Sophie G. – L’épidémie et la peur

Sophie – Epidémie peur
Ce travail a été fait d’après une processus proposé par Chantal Nahas

L’art et toi : transformer la peur par Chantal Nahas

Comment avez-vous procédé pour la concrétisation de votre esquisse ?

J’ai préparé, avec beaucoup de soin, tous les outils qui me semblaient nécessaires à cette production. Paradoxalement en ce temps de confinement où l’on devrait justement avoir plus de temps pour soi (surtout si l’on se retrouve au chômage partiel), j’ai le sentiment de m’octroyer enfin un temps essentiellement pour moi et durant lequel je vais peut-être pouvoir apaiser mon état général. J’ai donc particulièrement veillé à ne pas être dérangée durant ma production et surtout à ce que rien ne puisse venir rajouter à mes pensées ruminantes du moment comme par exemple la télévision ou mon portable que j’ai fait attention d’éteindre. Une fois tout en place, j’ai pu passer à la concrétisation de cette production.

Quels matériaux avez-vous utilisé ?

J’ai utilisé des crayons de papier HB et 2B, stylo bille de couleur noire, Une moitié de feuille Canson 300 g format raisin (ce qui donne 50×33 cm) destinée à l’aquarelle donc très épaisse pour pouvoir être libre d’utiliser n’importe quelle technique s’il m’en prenait l’envie, de la gouache aquarellable, et des pastels aquarellables également.

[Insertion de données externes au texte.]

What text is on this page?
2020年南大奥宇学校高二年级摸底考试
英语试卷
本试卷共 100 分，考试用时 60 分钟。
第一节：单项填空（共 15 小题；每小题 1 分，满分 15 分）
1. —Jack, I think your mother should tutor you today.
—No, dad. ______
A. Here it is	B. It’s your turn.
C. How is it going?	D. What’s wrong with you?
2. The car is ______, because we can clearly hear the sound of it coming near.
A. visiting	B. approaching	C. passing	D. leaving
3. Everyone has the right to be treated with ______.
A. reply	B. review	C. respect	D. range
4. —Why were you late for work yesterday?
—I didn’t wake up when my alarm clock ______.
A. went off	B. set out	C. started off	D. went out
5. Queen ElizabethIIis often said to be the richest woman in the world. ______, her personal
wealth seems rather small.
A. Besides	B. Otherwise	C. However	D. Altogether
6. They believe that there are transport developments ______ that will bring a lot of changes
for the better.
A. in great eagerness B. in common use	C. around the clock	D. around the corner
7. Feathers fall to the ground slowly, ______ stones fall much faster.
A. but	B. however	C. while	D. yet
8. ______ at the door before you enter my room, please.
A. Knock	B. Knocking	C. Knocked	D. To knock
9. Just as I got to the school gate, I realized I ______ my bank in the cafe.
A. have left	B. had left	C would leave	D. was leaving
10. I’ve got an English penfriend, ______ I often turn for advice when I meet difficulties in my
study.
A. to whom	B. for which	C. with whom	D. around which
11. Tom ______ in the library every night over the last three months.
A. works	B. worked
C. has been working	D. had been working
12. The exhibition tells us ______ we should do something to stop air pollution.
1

Qu’avez-vous ressenti tout au long de l’évolution de votre création ?

Lorsque j’ai commencé cette création, je n’avais aucune idée de la manière dont les choses allaient tourner. J’ai beaucoup pratiqué avec des patients ces derniers temps, mais justement les derniers événements, et cette période de confinement qui en résultent m’ont ramenée brutalement à ma réalité et surtout m’ont positionnée devant le fait que moi aussi je pouvais avoir besoin de travailler sur moi-même. D’autre part, récemment diplômée j’éprouve un grand besoin de me situer en tant qu’art-thérapeute, non seulement par rapport à cette crise, mais aussi par rapport aux conditions dans lesquelles je souhaite pratiquer ce métier. Je me retrouve donc figée dans un état de stress latent.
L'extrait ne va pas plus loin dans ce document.